凹む

デザインのネタ探しにイラストレーションという雑誌を見ていたら、どうにも見た事のある名前を見つけた。専門学校時代、隣の席にいたやつだ。抜群に上手かった。いろんな賞にばんばん通っていた。あのころ誰が上手かったかという話をすれば、そいつの名前を出して終わりだ。もうどうしようもなく上手いのでね。そいつじゃないかと思ってドキドキした。確かデザイン会社に入ったと思ったが……。
その絵は江戸時代な感じで、とてもきれいにまとまっていた。だけど、ちょっと見ただけではわからないが、人物の目が、まるで日本画的なその場には似合わないキャラっぽい目をしている。わざとだ。そしてそいつはそういう事をするヤツだった。上手いくせに上手いだけじゃ飽き足らなくて、いつもなにか仕掛けしていた。間違いない。僕はネットでそいつの名前を検索して、そいつが夢であった時代小説の装丁をしている事を知った。そういえばあの頃、よく御家人斬九郎の話をしたっけか。
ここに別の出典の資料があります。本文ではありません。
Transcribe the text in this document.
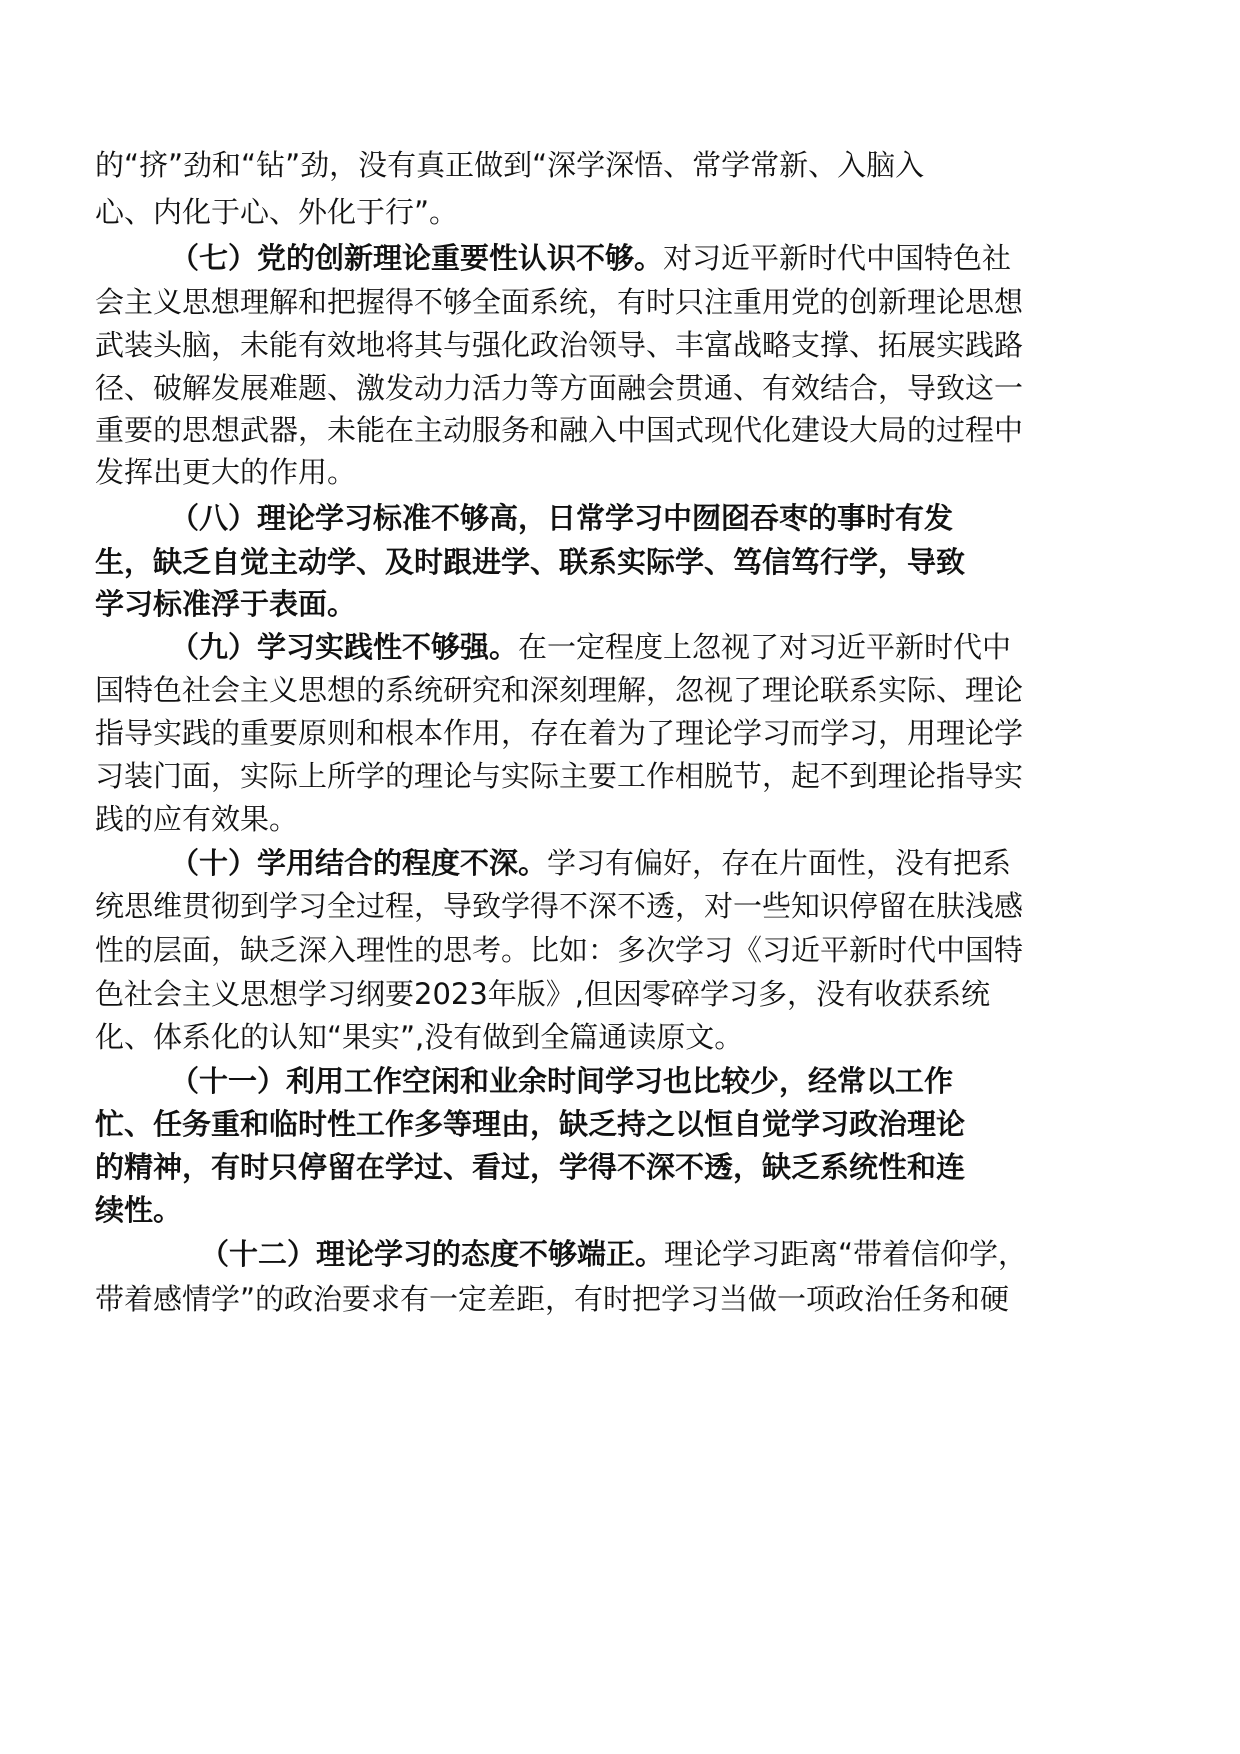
的“挤”劲和“钻”劲，没有真正做到“深学深悟、常学常新、入脑入
心、内化于心、外化于行”。
（七）党的创新理论重要性认识不够。对习近平新时代中国特色社
会主义思想理解和把握得不够全面系统，有时只注重用党的创新理论思想
武装头脑，未能有效地将其与强化政治领导、丰富战略支撑、拓展实践路
径、破解发展难题、激发动力活力等方面融会贯通、有效结合，导致这一
重要的思想武器，未能在主动服务和融入中国式现代化建设大局的过程中
发挥出更大的作用。
（八）理论学习标准不够高，日常学习中囫囵吞枣的事时有发
生，缺乏自觉主动学、及时跟进学、联系实际学、笃信笃行学，导致
学习标准浮于表面。
（九）学习实践性不够强。在一定程度上忽视了对习近平新时代中
国特色社会主义思想的系统研究和深刻理解，忽视了理论联系实际、理论
指导实践的重要原则和根本作用，存在着为了理论学习而学习，用理论学
习装门面，实际上所学的理论与实际主要工作相脱节，起不到理论指导实
践的应有效果。
（十）学用结合的程度不深。学习有偏好，存在片面性，没有把系
统思维贯彻到学习全过程，导致学得不深不透，对一些知识停留在肤浅感
性的层面，缺乏深入理性的思考。比如：多次学习《习近平新时代中国特
色社会主义思想学习纲要2023年版》,但因零碎学习多，没有收获系统
化、体系化的认知“果实”,没有做到全篇通读原文。
（十一）利用工作空闲和业余时间学习也比较少，经常以工作
忙、任务重和临时性工作多等理由，缺乏持之以恒自觉学习政治理论
的精神，有时只停留在学过、看过，学得不深不透，缺乏系统性和连
续性。
（十二）理论学习的态度不够端正。理论学习距离“带着信仰学，
带着感情学”的政治要求有一定差距，有时把学习当做一项政治任务和硬
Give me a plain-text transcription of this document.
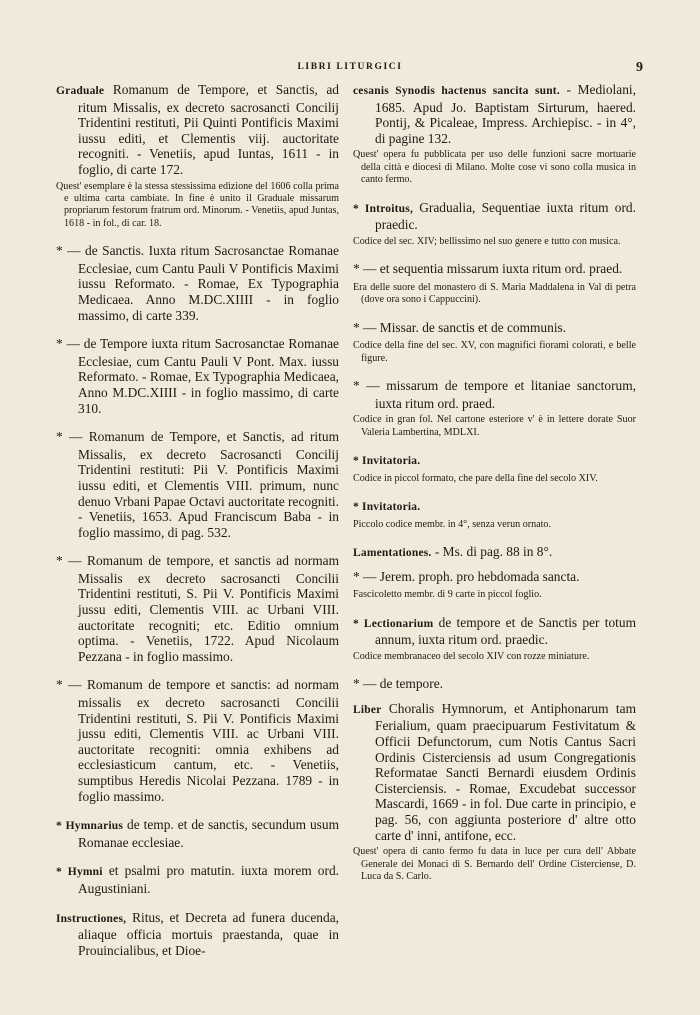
LIBRI LITURGICI	9
Graduale Romanum de Tempore, et Sanctis, ad ritum Missalis, ex decreto sacrosancti Concilij Tridentini restituti, Pii Quinti Pontificis Maximi iussu editi, et Clementis viij. auctoritate recogniti. - Venetiis, apud Iuntas, 1611 - in foglio, di carte 172.
Quest' esemplare è la stessa stessissima edizione del 1606 colla prima e ultima carta cambiate. In fine è unito il Graduale missarum propriarum festorum fratrum ord. Minorum. - Venetiis, apud Juntas, 1618 - in fol., di car. 18.
* — de Sanctis. Iuxta ritum Sacrosanctae Romanae Ecclesiae, cum Cantu Pauli V Pontificis Maximi iussu Reformato. - Romae, Ex Typographia Medicaea. Anno M.DC.XIIII - in foglio massimo, di carte 339.
* — de Tempore iuxta ritum Sacrosanctae Romanae Ecclesiae, cum Cantu Pauli V Pont. Max. iussu Reformato. - Romae, Ex Typographia Medicaea, Anno M.DC.XIIII - in foglio massimo, di carte 310.
* — Romanum de Tempore, et Sanctis, ad ritum Missalis, ex decreto Sacrosancti Concilij Tridentini restituti: Pii V. Pontificis Maximi iussu editi, et Clementis VIII. primum, nunc denuo Vrbani Papae Octavi auctoritate recogniti. - Venetiis, 1653. Apud Franciscum Baba - in foglio massimo, di pag. 532.
* — Romanum de tempore, et sanctis ad normam Missalis ex decreto sacrosancti Concilii Tridentini restituti, S. Pii V. Pontificis Maximi jussu editi, Clementis VIII. ac Urbani VIII. auctoritate recogniti; etc. Editio omnium optima. - Venetiis, 1722. Apud Nicolaum Pezzana - in foglio massimo.
* — Romanum de tempore et sanctis: ad normam missalis ex decreto sacrosancti Concilii Tridentini restituti, S. Pii V. Pontificis Maximi jussu editi, Clementis VIII. ac Urbani VIII. auctoritate recogniti: omnia exhibens ad ecclesiasticum cantum, etc. - Venetiis, sumptibus Heredis Nicolai Pezzana. 1789 - in foglio massimo.
* Hymnarius de temp. et de sanctis, secundum usum Romanae ecclesiae.
* Hymni et psalmi pro matutin. iuxta morem ord. Augustiniani.
Instructiones, Ritus, et Decreta ad funera ducenda, aliaque officia mortuis praestanda, quae in Prouincialibus, et Dioe-
cesanis Synodis hactenus sancita sunt. - Mediolani, 1685. Apud Jo. Baptistam Sirturum, haered. Pontij, & Picaleae, Impress. Archiepisc. - in 4°, di pagine 132.
Quest' opera fu pubblicata per uso delle funzioni sacre mortuarie della città e diocesi di Milano. Molte cose vi sono colla musica in canto fermo.
* Introitus, Gradualia, Sequentiae iuxta ritum ord. praedic.
Codice del sec. XIV; bellissimo nel suo genere e tutto con musica.
* — et sequentia missarum iuxta ritum ord. praed.
Era delle suore del monastero di S. Maria Maddalena in Val di petra (dove ora sono i Cappuccini).
* — Missar. de sanctis et de communis.
Codice della fine del sec. XV, con magnifici fiorami colorati, e belle figure.
* — missarum de tempore et litaniae sanctorum, iuxta ritum ord. praed.
Codice in gran fol. Nel cartone esteriore v' è in lettere dorate Suor Valeria Lambertina, MDLXI.
* Invitatoria.
Codice in piccol formato, che pare della fine del secolo XIV.
* Invitatoria.
Piccolo codice membr. in 4°, senza verun ornato.
Lamentationes. - Ms. di pag. 88 in 8°.
* — Jerem. proph. pro hebdomada sancta.
Fascicoletto membr. di 9 carte in piccol foglio.
* Lectionarium de tempore et de Sanctis per totum annum, iuxta ritum ord. praedic.
Codice membranaceo del secolo XIV con rozze miniature.
* — de tempore.
Liber Choralis Hymnorum, et Antiphonarum tam Ferialium, quam praecipuarum Festivitatum & Officii Defunctorum, cum Notis Cantus Sacri Ordinis Cisterciensis ad usum Congregationis Reformatae Sancti Bernardi eiusdem Ordinis Cisterciensis. - Romae, Excudebat successor Mascardi, 1669 - in fol. Due carte in principio, e pag. 56, con aggiunta posteriore d' altre otto carte d' inni, antifone, ecc.
Quest' opera di canto fermo fu data in luce per cura dell' Abbate Generale dei Monaci di S. Bernardo dell' Ordine Cisterciense, D. Luca da S. Carlo.
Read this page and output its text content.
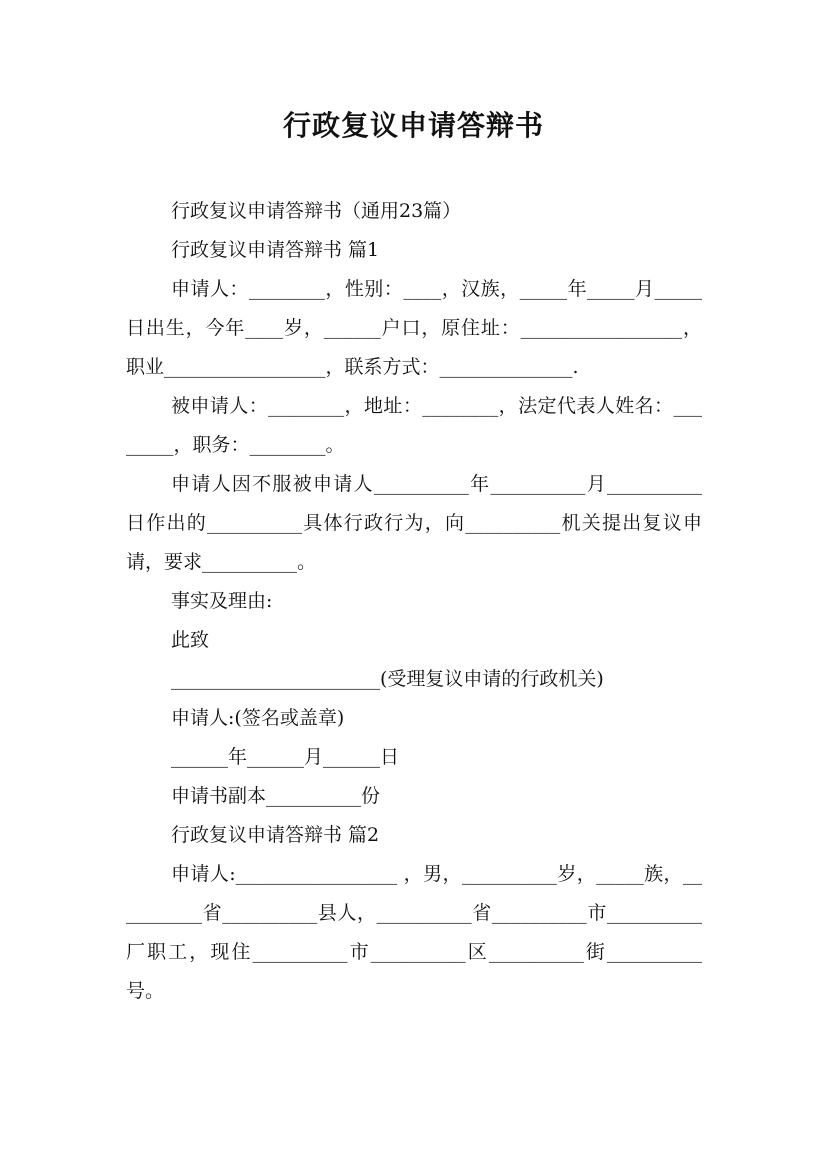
行政复议申请答辩书

行政复议申请答辩书（通用23篇）

行政复议申请答辩书 篇1

申请人：________，性别：____，汉族，_____年_____月_____日出生，今年____岁，______户口，原住址：_________________，职业_________________，联系方式：______________.

被申请人：________，地址：________，法定代表人姓名：________，职务：________。

申请人因不服被申请人__________年__________月__________日作出的__________具体行政行为，向__________机关提出复议申请，要求__________。

事实及理由:

此致

______________________(受理复议申请的行政机关)

申请人:(签名或盖章)

______年______月______日

申请书副本__________份

行政复议申请答辩书 篇2

申请人:_________________ ，男，__________岁，_____族，__________省__________县人，__________省__________市__________厂职工，现住__________市__________区__________街__________号。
世の中に、専門学校のイラストレーション科を卒業してフリーのイラストレーターになれる人間がどれくらいいるのだろう。あいつはなった。事実としてなった。雑誌に紹介されるまでになった。抜群に上手かったからそうなってもおかしくはないし、絶対に努力もしただろうから手放しで拍手するのもやぶさかではない。それでもやっぱりちょっとだけ悔しくて凹むのは仕方のない事なんだろうなぁ。